そんなことを思いながらほかの寮生に連れて行かれてクィディッチ会場へと向かった。


会場に着くと、すごい熱気に包まれてた。
談話室もそうだけど会場ともくればもうそれは何十倍、何百倍のレベルだ。
グリフィンドールの旗とスリザリンの旗がはためき、たくさんの歓声が響き合っている。
詳しく知らない私でも、胸が高鳴り、気分が高揚していくのを感じた。

「出てくるぞ!」

誰とも知らないスリザリン生が大声で言う。
彼がオペラグラスで見つめる先、そこにはスリザリンのクィディッチ選手が勢いよく飛び出してきた。
周りの人たちは各々にメンバーの名前を叫ぶ。
誰ひとりとして知らない私は1人、取り残されているような感覚に陥った。
次いで出てくるグリフィンドール生。勿論こちらにも知ってる選手など誰ひとりいない。
そしてこちら側から聞こえるのはとてつもなく大きなブーイング。おおおお・・・そこまでグリフィンドールが憎いか。すごいな。私この時点で疲れました。
よっこいせ、なんて思いながら席に座りフィールドを眺める。
両チーム選手が出揃ったらしく緊張感が走っていた。
ここからじゃ見えないけど、どうやら今スニッチが放たれたらしい、シーカーの二人が何かを目で追う素振りを見せている。
それからしばらくして、クアッフルが放たれた。
先にボールを取ったのはスリザリン・・・・ってだいぶ荒っぽい取り方ね・・・怪我しないのかしら。それとも それ が目的だったのかしら。

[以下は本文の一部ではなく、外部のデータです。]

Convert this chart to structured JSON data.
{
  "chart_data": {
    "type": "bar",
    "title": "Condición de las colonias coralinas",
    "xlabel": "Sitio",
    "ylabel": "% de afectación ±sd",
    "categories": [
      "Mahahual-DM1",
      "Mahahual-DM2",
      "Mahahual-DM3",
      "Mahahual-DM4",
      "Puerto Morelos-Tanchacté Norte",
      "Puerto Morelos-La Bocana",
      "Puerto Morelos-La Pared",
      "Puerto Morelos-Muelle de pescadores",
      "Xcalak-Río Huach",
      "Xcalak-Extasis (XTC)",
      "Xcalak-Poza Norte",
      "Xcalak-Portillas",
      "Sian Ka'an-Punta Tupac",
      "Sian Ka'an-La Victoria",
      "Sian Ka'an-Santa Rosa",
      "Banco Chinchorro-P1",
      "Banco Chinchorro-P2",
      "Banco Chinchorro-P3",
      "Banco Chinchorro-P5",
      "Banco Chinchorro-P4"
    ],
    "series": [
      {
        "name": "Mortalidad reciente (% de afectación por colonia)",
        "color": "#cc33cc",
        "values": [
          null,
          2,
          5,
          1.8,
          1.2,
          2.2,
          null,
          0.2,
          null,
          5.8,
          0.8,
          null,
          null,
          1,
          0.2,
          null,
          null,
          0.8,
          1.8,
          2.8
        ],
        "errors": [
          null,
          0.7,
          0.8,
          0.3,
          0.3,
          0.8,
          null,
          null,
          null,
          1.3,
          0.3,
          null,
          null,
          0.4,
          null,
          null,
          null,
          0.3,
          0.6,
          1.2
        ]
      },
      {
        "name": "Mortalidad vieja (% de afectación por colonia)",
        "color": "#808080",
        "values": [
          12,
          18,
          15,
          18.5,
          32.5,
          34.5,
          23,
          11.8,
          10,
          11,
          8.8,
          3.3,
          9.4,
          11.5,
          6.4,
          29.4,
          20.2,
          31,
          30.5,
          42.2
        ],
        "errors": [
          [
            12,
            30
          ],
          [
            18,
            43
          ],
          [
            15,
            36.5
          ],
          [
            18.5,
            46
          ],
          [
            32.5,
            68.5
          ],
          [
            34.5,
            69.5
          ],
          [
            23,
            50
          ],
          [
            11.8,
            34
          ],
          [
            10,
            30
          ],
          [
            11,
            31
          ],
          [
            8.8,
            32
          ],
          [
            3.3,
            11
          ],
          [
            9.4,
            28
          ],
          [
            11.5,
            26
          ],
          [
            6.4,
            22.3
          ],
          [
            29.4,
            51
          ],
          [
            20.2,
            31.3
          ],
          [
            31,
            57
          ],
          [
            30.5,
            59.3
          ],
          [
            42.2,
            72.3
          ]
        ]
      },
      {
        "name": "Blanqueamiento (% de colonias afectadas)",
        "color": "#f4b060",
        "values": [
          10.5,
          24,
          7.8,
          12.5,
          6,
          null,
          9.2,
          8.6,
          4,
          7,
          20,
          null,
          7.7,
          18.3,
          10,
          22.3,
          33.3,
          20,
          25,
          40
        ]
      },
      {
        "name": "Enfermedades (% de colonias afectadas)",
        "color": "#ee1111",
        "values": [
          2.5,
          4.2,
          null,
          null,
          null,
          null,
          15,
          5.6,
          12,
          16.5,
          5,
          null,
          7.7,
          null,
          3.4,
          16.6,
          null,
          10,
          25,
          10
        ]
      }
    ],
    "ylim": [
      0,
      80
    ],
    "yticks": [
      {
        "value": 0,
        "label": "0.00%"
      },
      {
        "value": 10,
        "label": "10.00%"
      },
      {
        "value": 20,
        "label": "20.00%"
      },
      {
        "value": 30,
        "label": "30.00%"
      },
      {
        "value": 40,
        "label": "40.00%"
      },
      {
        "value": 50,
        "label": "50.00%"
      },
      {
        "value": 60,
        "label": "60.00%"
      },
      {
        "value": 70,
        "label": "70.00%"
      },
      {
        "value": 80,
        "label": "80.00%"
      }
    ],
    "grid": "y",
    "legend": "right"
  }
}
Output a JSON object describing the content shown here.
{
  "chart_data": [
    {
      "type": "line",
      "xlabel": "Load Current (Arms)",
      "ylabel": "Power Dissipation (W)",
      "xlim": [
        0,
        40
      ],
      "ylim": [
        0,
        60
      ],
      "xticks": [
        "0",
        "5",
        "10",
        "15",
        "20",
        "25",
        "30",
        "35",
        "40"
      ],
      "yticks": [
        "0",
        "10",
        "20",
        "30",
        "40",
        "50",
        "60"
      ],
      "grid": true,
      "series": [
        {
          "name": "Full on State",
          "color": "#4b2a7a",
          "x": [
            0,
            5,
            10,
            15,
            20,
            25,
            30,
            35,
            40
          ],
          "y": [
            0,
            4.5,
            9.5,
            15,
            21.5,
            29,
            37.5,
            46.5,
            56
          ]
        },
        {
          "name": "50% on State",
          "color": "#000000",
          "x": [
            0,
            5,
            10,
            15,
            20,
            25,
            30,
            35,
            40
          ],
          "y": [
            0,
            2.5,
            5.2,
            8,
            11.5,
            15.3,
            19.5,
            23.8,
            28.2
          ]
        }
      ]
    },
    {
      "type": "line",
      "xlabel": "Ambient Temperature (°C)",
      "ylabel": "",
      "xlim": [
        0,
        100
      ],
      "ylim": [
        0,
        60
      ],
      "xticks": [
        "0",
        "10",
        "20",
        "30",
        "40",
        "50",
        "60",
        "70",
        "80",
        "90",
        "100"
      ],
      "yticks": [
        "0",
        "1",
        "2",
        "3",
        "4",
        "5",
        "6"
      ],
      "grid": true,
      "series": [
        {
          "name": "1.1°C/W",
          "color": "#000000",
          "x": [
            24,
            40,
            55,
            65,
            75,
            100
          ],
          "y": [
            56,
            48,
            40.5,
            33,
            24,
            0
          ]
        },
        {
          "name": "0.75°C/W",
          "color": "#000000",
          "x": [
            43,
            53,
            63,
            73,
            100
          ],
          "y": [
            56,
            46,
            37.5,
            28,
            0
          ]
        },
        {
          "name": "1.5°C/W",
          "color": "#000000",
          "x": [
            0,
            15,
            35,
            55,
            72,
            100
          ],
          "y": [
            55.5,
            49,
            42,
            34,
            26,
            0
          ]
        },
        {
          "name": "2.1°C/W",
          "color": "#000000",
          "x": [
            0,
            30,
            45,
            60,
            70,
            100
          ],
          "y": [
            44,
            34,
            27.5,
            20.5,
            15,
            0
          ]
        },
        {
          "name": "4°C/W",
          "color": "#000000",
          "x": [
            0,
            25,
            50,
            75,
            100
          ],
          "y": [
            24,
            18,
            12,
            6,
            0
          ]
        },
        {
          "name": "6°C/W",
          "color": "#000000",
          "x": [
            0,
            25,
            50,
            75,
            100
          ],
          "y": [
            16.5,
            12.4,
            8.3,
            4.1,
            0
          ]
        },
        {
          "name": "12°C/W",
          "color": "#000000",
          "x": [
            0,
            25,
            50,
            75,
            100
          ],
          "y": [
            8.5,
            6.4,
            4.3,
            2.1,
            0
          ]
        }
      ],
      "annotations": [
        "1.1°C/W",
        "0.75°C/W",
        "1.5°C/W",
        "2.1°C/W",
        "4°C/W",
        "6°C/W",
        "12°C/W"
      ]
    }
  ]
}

それから一進一退の攻防戦を見るにつれて私のテンションも上がってきた。
最初はなんて荒っぽいスポーツなのだろう、と思ってたけどだんだんそれも作戦で、選手も捨て身覚悟なところがあるように見えた。

それでも、惹きつけられていくのは何故だろう。
ゲームが進むにつれて私も周りの空気に感化されてなのか、だんだん熱が上がって目の前のゲームに集中する。
荒っぽいと思ってた試合がこんなに白熱したものに見えるなんて!
アナウンスを聞く限りどうやらスリザリンが勝ってるらしく周りと一緒になって歓声を上げる。
相手がグリフィンドールだということも忘れて自分のチームに肩入れしてる。


「スリザリンがスニッチを取った!スリザリンの勝利!!!」


「〜〜〜〜〜!!!!」


周りが歓喜の渦にのまれる。
私も周りのスリザリン生と抱き合い喜びを分かち合った。